Un altro dato rilevante emerso dall’indagine riguarda il ruolo dei ristoranti italiani da considerare come una delle principali leve di comunicazione e diffusione dei fine wines: infatti i consumatori di entrambi i Paesi considerano degustazioni e cooking show interessanti momenti di approfondimento, nonché una delle occasioni di consumo più ricercate. Riguardo al packaging, in entrambi i Paesi si fa particolare attenzione ai dettagli e ai richiami territoriali in etichetta e in Giappone emerge un grande apprezzamento per i tappi di sughero che non rappresentano invece una priorità per la Corea del Sud. Tracciato il quadro attuale delle percezioni e dei comportamenti dei consumatori dell’Estremo Oriente, l’ultima sezione dell’Osservatorio Nomisma ha riguardato le previsioni e le prospettive future che, tra l’altro, risultano positive per i fine wines italiani.
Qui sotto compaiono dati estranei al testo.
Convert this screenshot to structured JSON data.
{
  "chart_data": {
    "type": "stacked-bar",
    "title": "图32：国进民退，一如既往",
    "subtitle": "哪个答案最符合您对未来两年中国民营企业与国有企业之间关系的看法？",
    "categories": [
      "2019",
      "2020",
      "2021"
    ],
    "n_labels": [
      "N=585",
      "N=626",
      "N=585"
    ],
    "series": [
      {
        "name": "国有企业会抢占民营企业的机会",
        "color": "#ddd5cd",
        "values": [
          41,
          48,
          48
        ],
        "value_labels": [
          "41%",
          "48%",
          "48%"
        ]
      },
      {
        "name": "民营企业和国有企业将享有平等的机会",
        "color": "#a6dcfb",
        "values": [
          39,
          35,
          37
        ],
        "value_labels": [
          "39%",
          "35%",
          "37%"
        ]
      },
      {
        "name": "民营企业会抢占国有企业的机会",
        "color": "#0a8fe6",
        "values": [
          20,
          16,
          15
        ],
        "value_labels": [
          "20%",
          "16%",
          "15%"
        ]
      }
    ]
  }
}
“Nonostante la leadership detenuta dalla Francia con il 58% delle importazioni di vini in Giappone e il 35% in Corea del Sud – ha evidenziato Denis Pantini, Responsabile Nomisma Wine Monitor – il 21% dei consumatori giapponesi prevede di aumentare- nei prossimi 3 anni – il consumo dei fine wines italiani (a fronte di un 7% che invece presume di ridurli). In Corea del Sud le prospettive sono ancora più rosee, con quasi un consumatore su due che pensa di aumentarne l’acquisto, contro un 17% di chi invece immagina di ridurli e un 9% che non cambierà abitudine”.